からだの酸化を進める元凶、つまり、活性酸素を発生させる要因は私たちの日常生活にあふれています。
大量の活性酸素を生む要因としては、
タバコや飲酒、精神的なストレス、息が切れるような激しい運動、
酸化した食品に含まれる過酸化脂質、
食品に含まれる残留農薬や食品添加物などさまざまなものがあります。
環境的な要因では、細菌やウイルスの感染、紫外線、排気ガスなどがあげられます。
これらはすべて体内細胞を傷つけて血管年齢を老化させ、歯周病、動脈硬化やがんなどの生活習慣病にかかりやすくさせます。
しかし、その一方で、人間のからだでは活性酸素の害から身を守るために、「抗酸化酵素」という物質が生成されています。
体内でつくられる抗酸化酵素は、スーパー・オキサイド・ディスムターゼ(SOD)、グルタチオン・ベルオキシダーゼ(GPX)、カタラーゼの3種があり、
亜鉛や銅、鉄などのミネラル、タンパク質などから体内合成されています。
これらの抗酸化酵素は、活性酸素を強力に消去する働きがあります。
しかし、加齢につれて生成量が減り、とくに中年以降になると、SODの生成量がいちじるしく低下します。
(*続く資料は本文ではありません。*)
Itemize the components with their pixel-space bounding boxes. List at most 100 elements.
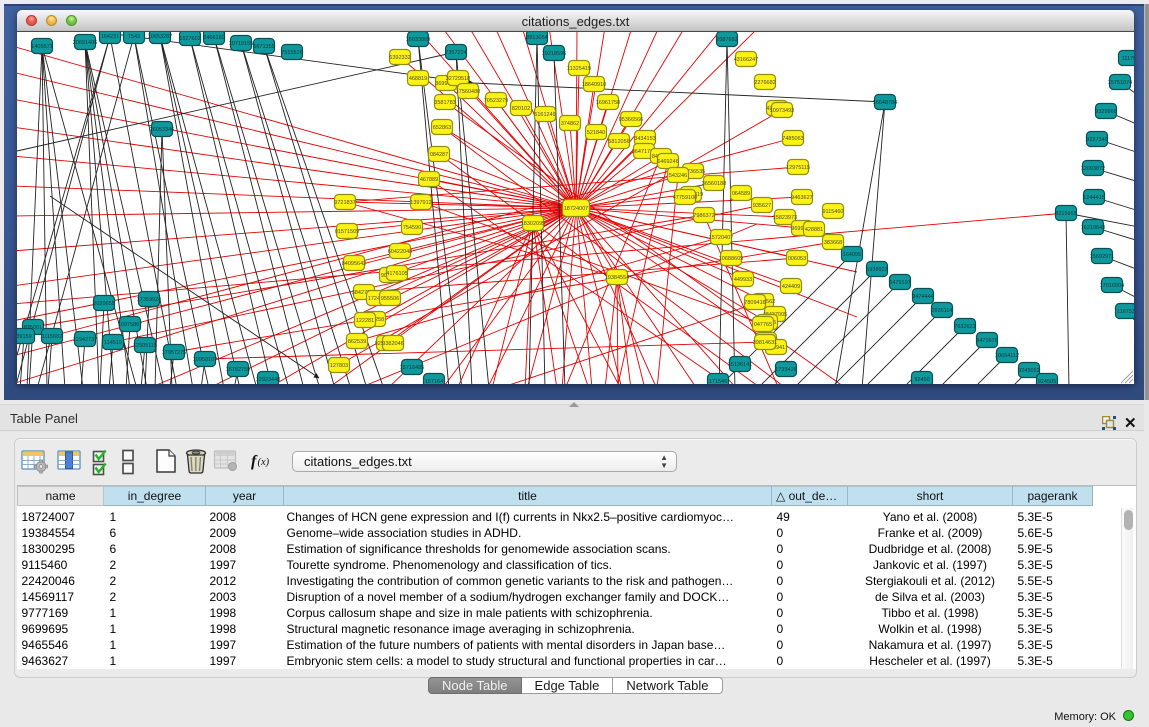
svg-text:16782759: 16782759 bbox=[226, 367, 250, 373]
svg-text:171546: 171546 bbox=[709, 379, 727, 384]
svg-text:7485063: 7485063 bbox=[782, 136, 803, 142]
svg-text:1405571: 1405571 bbox=[31, 44, 52, 50]
svg-text:862539: 862539 bbox=[348, 339, 366, 345]
svg-text:3581783: 3581783 bbox=[434, 100, 455, 106]
svg-text:19384554: 19384554 bbox=[605, 275, 629, 281]
svg-text:084287: 084287 bbox=[430, 152, 448, 158]
svg-text:16961758: 16961758 bbox=[596, 100, 620, 106]
svg-text:521840: 521840 bbox=[587, 130, 605, 136]
svg-text:9474444: 9474444 bbox=[912, 294, 933, 300]
svg-text:17560480: 17560480 bbox=[456, 89, 480, 95]
svg-text:935627: 935627 bbox=[753, 203, 771, 209]
svg-text:127803: 127803 bbox=[330, 363, 348, 369]
svg-text:1733426: 1733426 bbox=[775, 367, 796, 373]
svg-text:39159: 39159 bbox=[17, 334, 32, 340]
svg-text:15751074: 15751074 bbox=[1108, 80, 1132, 86]
svg-text:12093872: 12093872 bbox=[1081, 166, 1105, 172]
svg-text:164095: 164095 bbox=[843, 252, 861, 258]
svg-text:10653287: 10653287 bbox=[148, 34, 172, 40]
svg-text:17359924: 17359924 bbox=[137, 297, 161, 303]
svg-text:16033809: 16033809 bbox=[406, 37, 430, 43]
svg-text:47759100: 47759100 bbox=[673, 195, 697, 201]
svg-text:15823973: 15823973 bbox=[773, 215, 797, 221]
svg-text:12923448: 12923448 bbox=[256, 377, 280, 383]
svg-text:820102: 820102 bbox=[512, 106, 530, 112]
svg-text:10958107: 10958107 bbox=[193, 357, 217, 363]
svg-text:7809416: 7809416 bbox=[744, 300, 765, 306]
svg-text:2020655: 2020655 bbox=[93, 301, 114, 307]
svg-text:467889: 467889 bbox=[420, 177, 438, 183]
svg-text:9721837: 9721837 bbox=[334, 200, 355, 206]
svg-text:1527602: 1527602 bbox=[179, 36, 200, 42]
svg-text:6469246: 6469246 bbox=[657, 159, 678, 165]
svg-text:10973493: 10973493 bbox=[770, 108, 794, 114]
svg-text:8813054: 8813054 bbox=[526, 35, 547, 41]
svg-text:468819: 468819 bbox=[409, 76, 427, 82]
svg-text:114519: 114519 bbox=[104, 340, 122, 346]
svg-text:164231: 164231 bbox=[101, 34, 119, 40]
svg-text:9329966: 9329966 bbox=[1095, 109, 1116, 115]
svg-text:15716485: 15716485 bbox=[400, 365, 424, 371]
svg-text:(x): (x) bbox=[258, 457, 270, 468]
svg-text:16648784: 16648784 bbox=[873, 100, 897, 106]
svg-text:1397912: 1397912 bbox=[410, 200, 431, 206]
svg-text:8215955: 8215955 bbox=[1055, 211, 1076, 217]
svg-text:3434153: 3434153 bbox=[634, 136, 655, 142]
svg-text:18724007: 18724007 bbox=[564, 206, 588, 212]
svg-text:7632621: 7632621 bbox=[954, 324, 975, 330]
svg-text:36560188: 36560188 bbox=[702, 181, 726, 187]
svg-text:2276682: 2276682 bbox=[754, 80, 775, 86]
svg-text:10975867: 10975867 bbox=[118, 322, 142, 328]
svg-text:9463627: 9463627 bbox=[791, 195, 812, 201]
svg-text:1115682: 1115682 bbox=[42, 334, 63, 340]
svg-text:9115460: 9115460 bbox=[822, 209, 843, 215]
svg-text:047765: 047765 bbox=[754, 322, 772, 328]
svg-text:157164: 157164 bbox=[425, 379, 443, 384]
svg-text:006053: 006053 bbox=[788, 256, 806, 262]
svg-text:11175: 11175 bbox=[1122, 56, 1134, 62]
svg-text:9227349: 9227349 bbox=[1086, 137, 1107, 143]
svg-text:11325419: 11325419 bbox=[567, 66, 591, 72]
svg-text:924505: 924505 bbox=[1038, 379, 1056, 384]
svg-text:12942737: 12942737 bbox=[73, 337, 97, 343]
svg-text:1244415: 1244415 bbox=[1083, 195, 1104, 201]
svg-text:6479197: 6479197 bbox=[889, 280, 910, 286]
svg-text:01571509: 01571509 bbox=[335, 229, 359, 235]
svg-text:383668: 383668 bbox=[824, 240, 842, 246]
svg-text:17016504: 17016504 bbox=[1100, 283, 1124, 289]
svg-text:43166247: 43166247 bbox=[734, 57, 758, 63]
svg-text:4176105: 4176105 bbox=[386, 271, 407, 277]
svg-text:652863: 652863 bbox=[433, 125, 451, 131]
svg-text:16210643: 16210643 bbox=[1081, 225, 1105, 231]
svg-text:26053346: 26053346 bbox=[150, 127, 174, 133]
svg-text:9245052: 9245052 bbox=[1018, 368, 1039, 374]
svg-text:6466160: 6466160 bbox=[203, 35, 224, 41]
svg-text:6161249: 6161249 bbox=[534, 112, 555, 118]
svg-text:754590: 754590 bbox=[403, 225, 421, 231]
svg-text:12975115: 12975115 bbox=[786, 165, 810, 171]
svg-text:5938923: 5938923 bbox=[866, 267, 887, 273]
svg-text:424409: 424409 bbox=[782, 284, 800, 290]
svg-text:374862: 374862 bbox=[561, 121, 579, 127]
svg-text:10688609: 10688609 bbox=[719, 256, 743, 262]
svg-text:19218596: 19218596 bbox=[542, 51, 566, 57]
svg-text:15720407: 15720407 bbox=[709, 235, 733, 241]
svg-text:116753: 116753 bbox=[1117, 309, 1134, 315]
svg-text:15136141: 15136141 bbox=[728, 362, 752, 368]
svg-text:20691406: 20691406 bbox=[73, 40, 97, 46]
svg-text:955506: 955506 bbox=[381, 296, 399, 302]
svg-text:05366566: 05366566 bbox=[619, 117, 643, 123]
svg-text:6671355: 6671355 bbox=[253, 44, 274, 50]
svg-text:84095642: 84095642 bbox=[342, 261, 366, 267]
svg-text:7515526: 7515526 bbox=[281, 50, 302, 56]
svg-text:12505115: 12505115 bbox=[133, 343, 157, 349]
svg-text:9382046: 9382046 bbox=[382, 341, 403, 347]
svg-text:543246: 543246 bbox=[669, 173, 687, 179]
svg-text:60422048: 60422048 bbox=[388, 249, 412, 255]
svg-text:17957275: 17957275 bbox=[162, 350, 186, 356]
svg-text:32729518: 32729518 bbox=[446, 76, 470, 82]
svg-text:7357224: 7357224 bbox=[445, 50, 466, 56]
svg-text:15692971: 15692971 bbox=[1090, 254, 1114, 260]
svg-text:92450: 92450 bbox=[914, 377, 929, 383]
svg-text:7543: 7543 bbox=[128, 34, 140, 40]
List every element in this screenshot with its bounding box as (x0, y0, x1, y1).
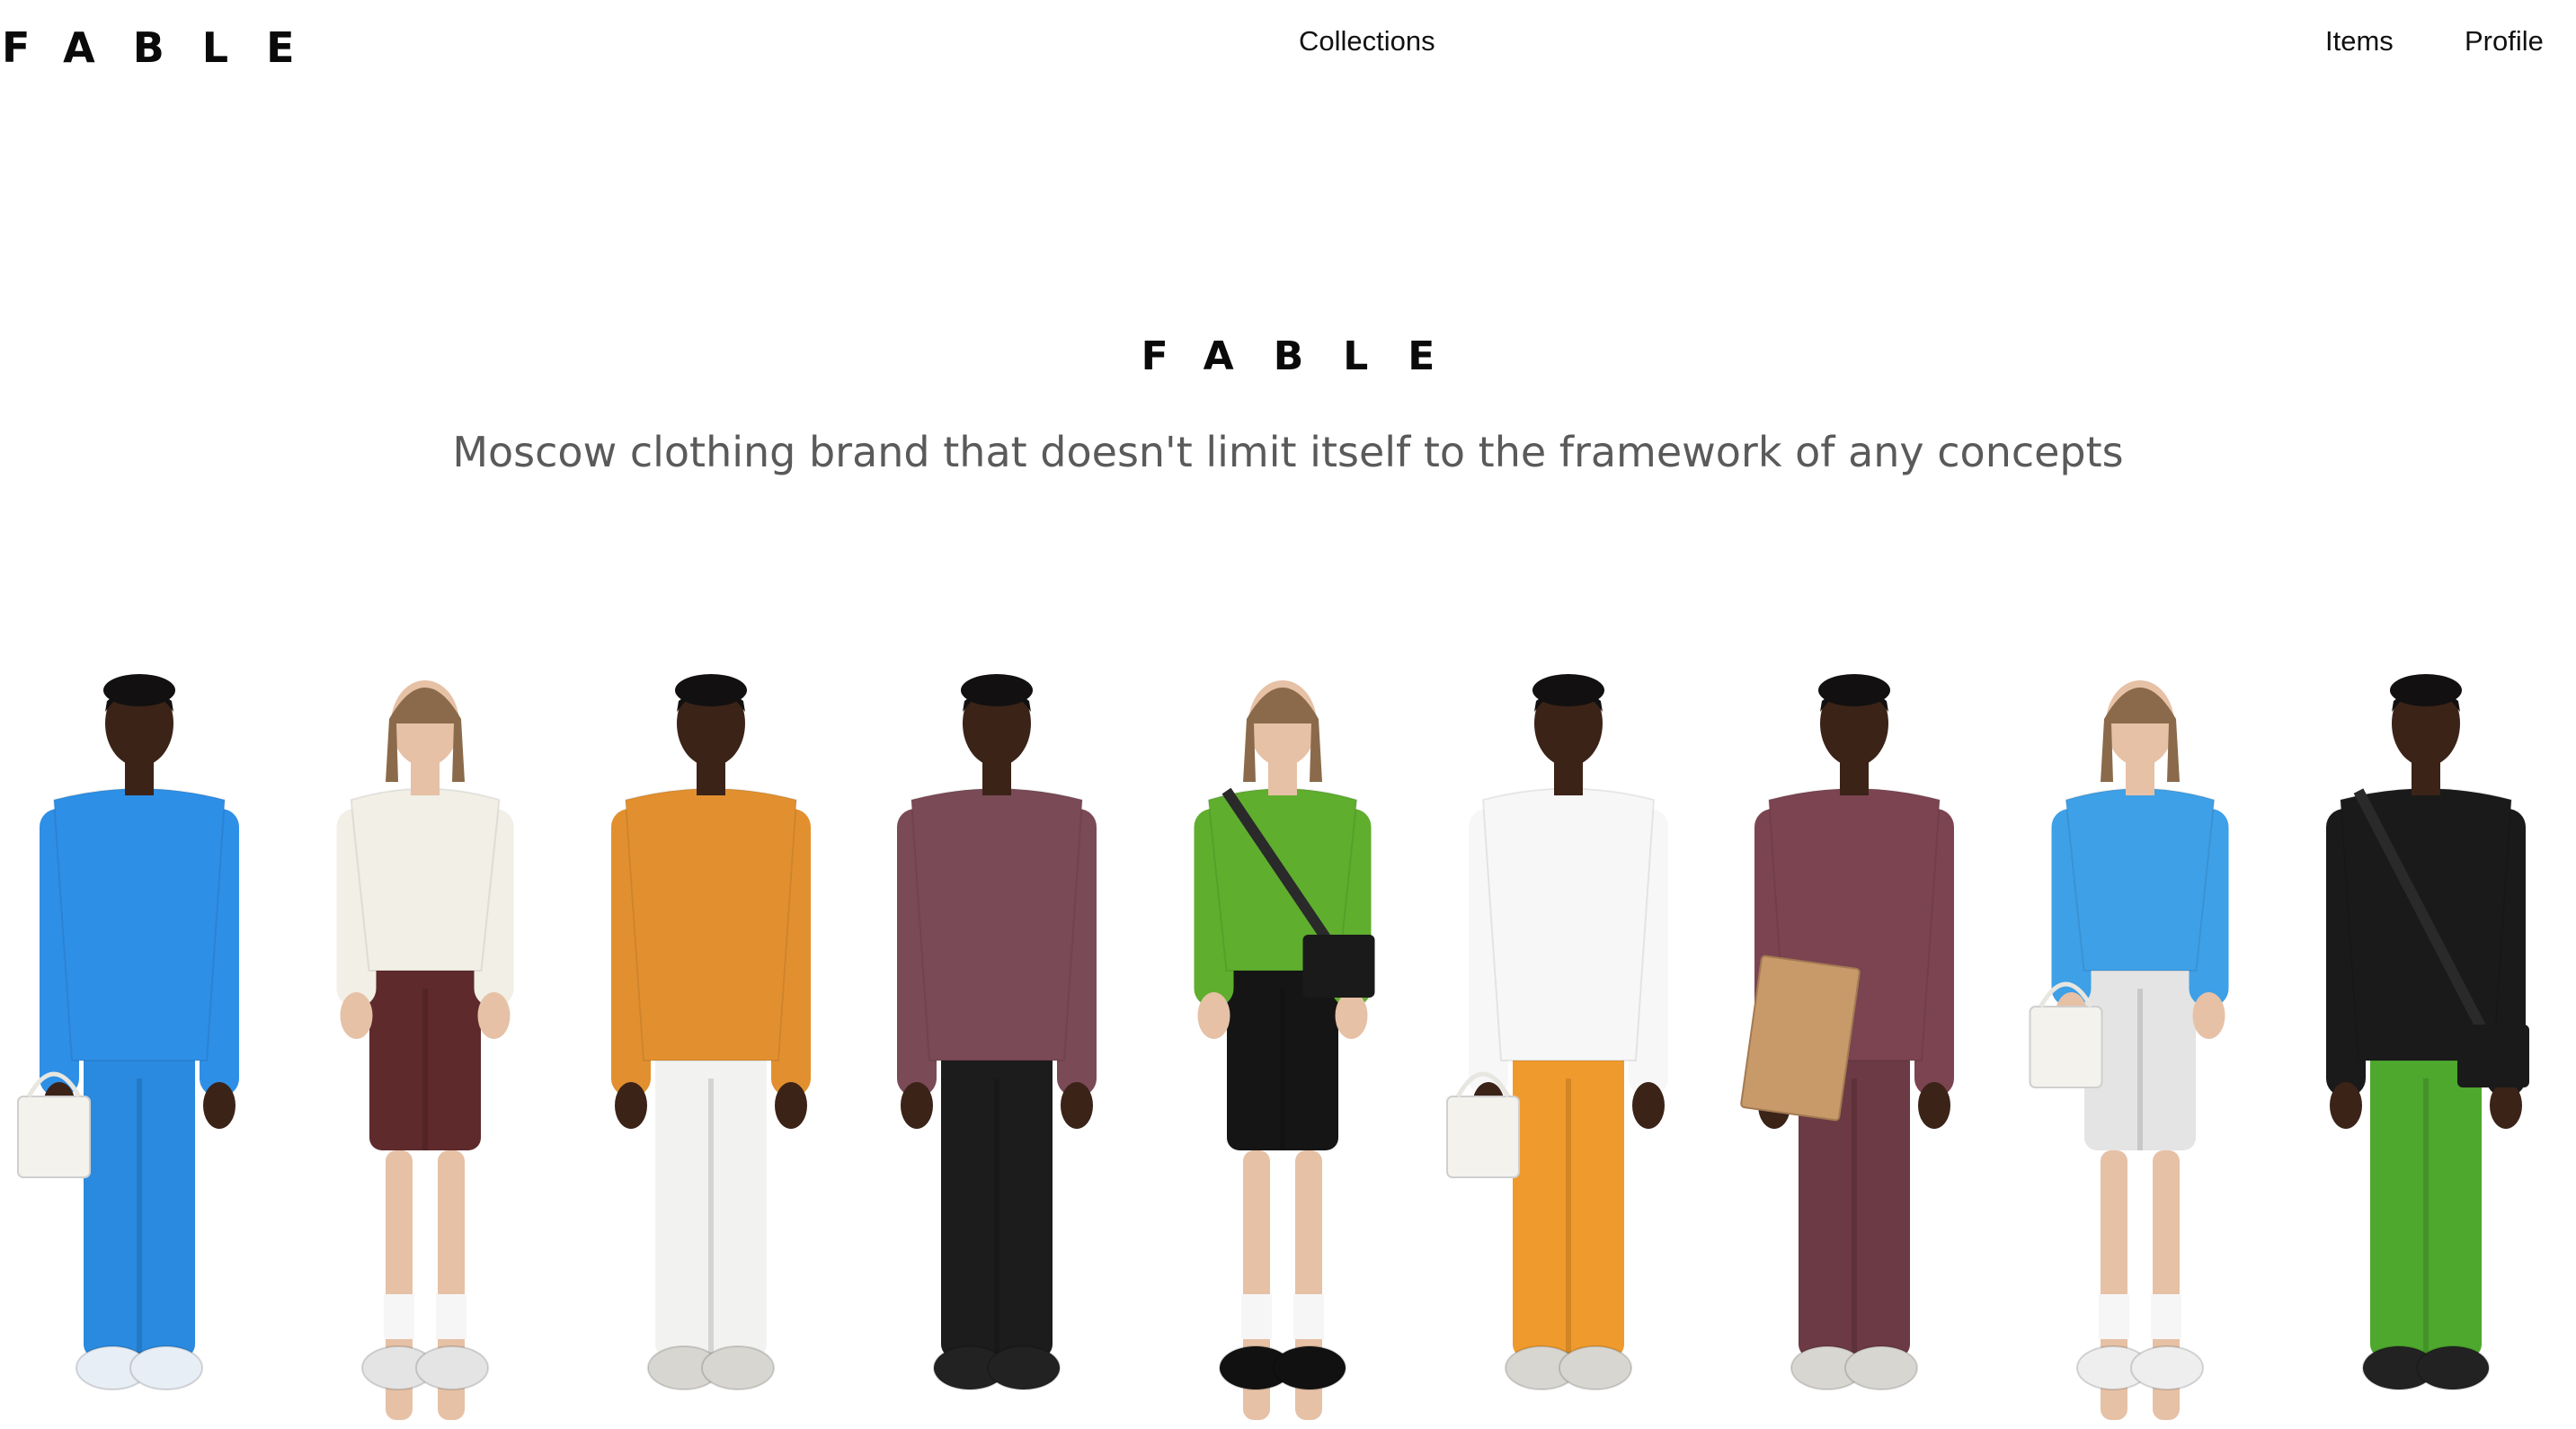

そうでなくとも、現代社会にはストレス、添加物、汚染物質など活性酸素を生じさせる要因があふれています。
ですから、抗酸化酵素をおぎなう働きがある「抗酸化物質」を食事から積極的に取り入れることが、血管の若さを保ち、病気を予防する大きな手立てとなるのです。
では、その抗酸化物質はどのような食品に多く含まれているのでしょうか。
それは野菜です。
野菜に含まれる抗酸化物質として代表的なのは、ビタミンCやE、β-カロテン。血管や皮膚、粘膜の細胞膜を丈夫にして、再生力を高める働きがあります。
そして、より強力な抗酸化物質としてあげられるのは「ファイトケミカル」です。
ファイトケミカルはすべての植物に含まれる成分で、もともと植物自身が、紫外線や害虫からみずからを守るためにつくりだした物質です。
植物の色素や香り、渋み成分などに含まれています。
健康成分としてよく耳にするポリフェノールも、ファイトケミカルの一種です。
ファイトケミカルには、にんじんやほうれん草に含まれるカロテノイド、緑茶のカテキン、ワインに含まれるポリフェノール、大豆のイソフラボン、トマトのリコピンなどがあります。
ファイトケミカルにはからだの酸化を防ぐだけでなく、白血球の生産力を高める働きもあり、免疫力を高める強い味方にもなります。
ただ、注意してほしいのは、緑茶のカテキンがからだにいいからといって一度にたくさんとったり、ひたすら緑茶だけを飲みつづけても、健康には直結しないということです。
ファイトケミカルの効果が発揮されるのは2〜3時間程度で、大量にとっても体内にたくわえることはできません。
ファイトケミカルを上手にからだに取り入れて血管力を維持するには、
・いろんな野菜をまんべんなく食べること、
・また少量だけでも毎食しっかりとること、
これを心がけるだけでも、からだの老化がぐんと抑えられます。